Champagne « prêt-à-monter »
C’est à la lueur naturelle et vacillante d’une série de bougies installées sur une table que le Cubain Carlos Garaicoa présente sa conception personnelle de la ville moderne : des buildings qui partent lentement en fumée. À méditer. Autre matière à « réflexion » : une série de Vierge Marie en aluminium dont la réunion par Kader Attia rappelle la cérémonie de la prière musulmane.

Avec le Japonais Tadashi Kawamata, l’énergie est aussi bien spirituelle que matérielle : le visiteur s’abrite sous une fabuleuse Cathédrale de chaises qui invite à l’introspection tout en filtrant la lumière du jour. Un clin d’œil à l’œuvre que l’artiste avait réalisée en 1997 à la chapelle Saint-Louis de la Pitié-Salpêtrière à Paris. Les pots de cuivre de l’artiste indien Subodh Gupta ou les extraterrestres Vaudou de Pascale Marthine Tayou se situent quant à eux entre accumulation et spiritisme. Le répugnant personnage lippu aux mains démesurées – sans aucun doute l’œuvre ovni de l’exposition – présenté à l’entrée des caves par Mathieu Mercier évoque pour sa part notre géographie sensorielle.
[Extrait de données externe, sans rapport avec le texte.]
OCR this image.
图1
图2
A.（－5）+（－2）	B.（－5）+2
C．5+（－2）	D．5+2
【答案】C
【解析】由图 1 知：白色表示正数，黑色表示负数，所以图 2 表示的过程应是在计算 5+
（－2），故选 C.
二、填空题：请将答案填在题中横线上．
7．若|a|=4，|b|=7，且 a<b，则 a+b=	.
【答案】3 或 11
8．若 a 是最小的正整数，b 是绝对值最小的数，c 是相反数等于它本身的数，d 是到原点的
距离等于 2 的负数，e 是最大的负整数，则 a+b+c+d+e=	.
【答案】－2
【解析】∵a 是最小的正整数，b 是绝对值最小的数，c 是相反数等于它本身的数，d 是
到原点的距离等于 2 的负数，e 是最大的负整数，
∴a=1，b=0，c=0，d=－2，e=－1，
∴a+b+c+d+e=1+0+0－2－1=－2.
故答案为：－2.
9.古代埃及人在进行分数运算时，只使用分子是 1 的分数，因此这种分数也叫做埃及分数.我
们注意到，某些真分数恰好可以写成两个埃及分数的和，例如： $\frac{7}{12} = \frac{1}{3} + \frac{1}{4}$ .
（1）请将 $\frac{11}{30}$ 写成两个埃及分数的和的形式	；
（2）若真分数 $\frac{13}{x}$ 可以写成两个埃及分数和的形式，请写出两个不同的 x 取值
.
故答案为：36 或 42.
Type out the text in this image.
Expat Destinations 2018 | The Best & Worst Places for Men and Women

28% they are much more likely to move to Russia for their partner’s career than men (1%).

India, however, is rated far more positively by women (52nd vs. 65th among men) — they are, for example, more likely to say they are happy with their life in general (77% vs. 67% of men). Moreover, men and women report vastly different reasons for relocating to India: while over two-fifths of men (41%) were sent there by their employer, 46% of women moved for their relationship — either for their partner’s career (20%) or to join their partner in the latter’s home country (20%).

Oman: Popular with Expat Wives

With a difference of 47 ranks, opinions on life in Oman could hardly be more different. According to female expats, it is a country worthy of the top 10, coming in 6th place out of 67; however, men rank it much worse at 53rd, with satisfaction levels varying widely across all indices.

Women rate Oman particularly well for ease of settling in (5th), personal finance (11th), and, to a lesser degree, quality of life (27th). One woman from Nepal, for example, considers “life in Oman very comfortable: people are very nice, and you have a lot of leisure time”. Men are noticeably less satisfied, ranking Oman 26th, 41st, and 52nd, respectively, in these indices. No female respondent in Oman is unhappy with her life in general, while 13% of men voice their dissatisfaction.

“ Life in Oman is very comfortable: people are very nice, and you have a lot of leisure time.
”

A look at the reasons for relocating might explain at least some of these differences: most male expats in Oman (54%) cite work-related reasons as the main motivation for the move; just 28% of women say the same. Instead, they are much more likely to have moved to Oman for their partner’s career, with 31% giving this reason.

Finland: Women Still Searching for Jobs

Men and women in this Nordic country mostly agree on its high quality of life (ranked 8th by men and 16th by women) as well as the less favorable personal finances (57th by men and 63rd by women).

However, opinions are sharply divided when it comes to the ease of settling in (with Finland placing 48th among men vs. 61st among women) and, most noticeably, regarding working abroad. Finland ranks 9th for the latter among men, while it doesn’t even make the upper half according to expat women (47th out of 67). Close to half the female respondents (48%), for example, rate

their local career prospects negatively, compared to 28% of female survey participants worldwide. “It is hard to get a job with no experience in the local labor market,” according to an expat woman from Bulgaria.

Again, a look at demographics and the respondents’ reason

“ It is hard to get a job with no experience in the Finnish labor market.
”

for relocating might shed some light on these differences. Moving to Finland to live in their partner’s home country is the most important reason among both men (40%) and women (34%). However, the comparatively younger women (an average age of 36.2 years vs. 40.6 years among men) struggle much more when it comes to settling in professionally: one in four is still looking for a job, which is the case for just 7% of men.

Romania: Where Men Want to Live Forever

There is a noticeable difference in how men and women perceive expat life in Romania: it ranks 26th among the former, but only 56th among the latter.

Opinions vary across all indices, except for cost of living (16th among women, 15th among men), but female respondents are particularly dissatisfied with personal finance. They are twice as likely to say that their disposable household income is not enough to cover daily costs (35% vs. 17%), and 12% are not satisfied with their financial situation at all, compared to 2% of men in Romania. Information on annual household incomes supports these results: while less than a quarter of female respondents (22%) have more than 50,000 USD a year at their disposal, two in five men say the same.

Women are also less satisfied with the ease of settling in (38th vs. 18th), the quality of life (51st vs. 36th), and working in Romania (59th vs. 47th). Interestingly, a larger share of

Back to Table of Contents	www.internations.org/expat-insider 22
Alors que le drapeau de Michel François flotte sans fin, imperturbable, Philippe Parreno surfe sur la science-fiction en rebaptisant certaines galeries des noms d’« Hyperion », « Pudong », « Téranésie »… Dans les souterrains comme en surface, il est aussi question d’architecture avec des maquettes (Alicia Framis, Luca Pancrazzi) et des sculptures, parmi lesquelles le mobilier « dérangé » de Nathalie Elemento, ou la page agrandie du magazine Artforum plantée dans le parc du domaine par Pierre Bismuth… Mais, question humour, c’est Igor Antic qui retient notre attention avec son champagne Pommery en poudre et « prêt-à-monter ». Quant à Buren, il a laissé son empreinte dans les caves de Pommery en gravant ses habituelles bandes à même les murs de craie. Mais l’artiste met ici plus particulièrement en évidence ses talents de metteur en scène. Parce que si l’exposition présente en définitive peu de découvertes, elle offre de pétillantes sensations spatio-temporelles.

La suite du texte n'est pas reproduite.